15. The method of claim 12, wherein the at least one second filter comprises a loudspeaker effect filter for cancelling distortions at least partially caused by a circuitry comprising the head-mounted device and the first loudspeaker detached from the head-mounted device.

16. The method of claim 15, wherein coefficients for the first loudspeaker in the loudspeaker effect filter are selected according to a distance between the first loudspeaker and the head-mounted device.

17. The method of claim 12, wherein the system further comprises a memory, and modifying the first audio signal comprises:

in response to that the first loudspeaker is coupled to the head-mounted device, obtaining a practical frequency response of an echo of sounds generated by the first loudspeaker based on a reference audio signal; and

in response to that the practical frequency response is substantially different from an ideal frequency response stored in the memory, applying a position compensation filter of the at least one first filter to the first audio signal, wherein the position compensation filter is configured to render the echo have a modified frequency response substantially same as the ideal frequency response.

18. The method of claim 12, wherein the system further comprises a second loudspeaker detachable from the head-mounted device, and the method further comprises:

in response to that the first loudspeaker and the second loudspeaker are coupled to the head-mounted device on opposite first and second terminals of the head-mounted device, respectively, and in response to that the filtered first audio signal has a sound channel corresponding to the second terminal, transmitting a filtered second audio signal previously transmitted to the second loudspeaker to the first loudspeaker, and transmitting the filtered first audio signal to the second loudspeaker.

19. The method of claim 12, wherein the system further comprises a second loudspeaker detachable from the head-mounted device, and the method further comprises:

in response to that the first loudspeaker and the second loudspeaker are detached from the head-mounted device and respectively in a first position and a second position where the head-mounted device is substantially in between, and in response to that the filtered first audio signal has a sound channel corresponding to the second position, transmitting a filtered second audio signal previously transmitted to the second loudspeaker to the first loudspeaker, and transmitting the filtered first audio signal to the second loudspeaker.

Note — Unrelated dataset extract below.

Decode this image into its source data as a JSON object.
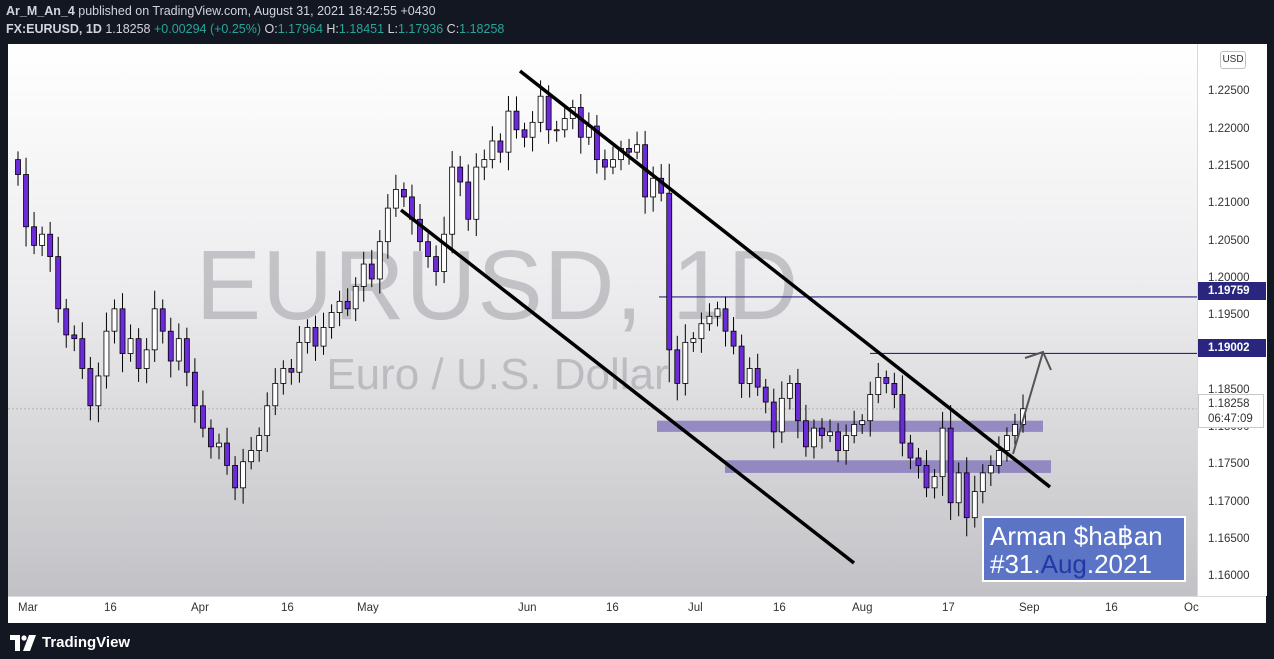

20. The method of claim 12, wherein the at least one second filter comprises a crosstalk cancellation filter and a head-related transfer function (HRTF) filter.

21. A non-transitory computer readable storage medium, storing a plurality of computer readable instructions for controlling a system comprising at least one processor, a head-mounted device and a first loudspeaker detachable from the head-mounted device, wherein the head-mounted device comprises a first position tracking circuit configured to generate first position information and first orientation information, and the first loudspeaker comprises a second position tracking circuit configured to generate second position information and second orientation information, wherein the plurality of computer readable instructions, when being executed by the at least one processor, causing the at least one processor to perform:

processing the first position information, the second position information, the first orientation information and the second orientation information to determine a position and an orientation of the first loudspeaker relative to the head-mounted device, so as to determine whether the first loudspeaker is detached from the head-mounted device;

modifying a first audio signal by at least one first filter or at least one second filter to generate a filtered first audio signal, wherein the at least one first filter is used in response to that the first loudspeaker is coupled to the head-mounted device, and the at least one second filter is used in response to that the first loudspeaker is detached from the head-mounted device; and

transmitting the filtered first audio signal to the first loudspeaker to drive the first loudspeaker.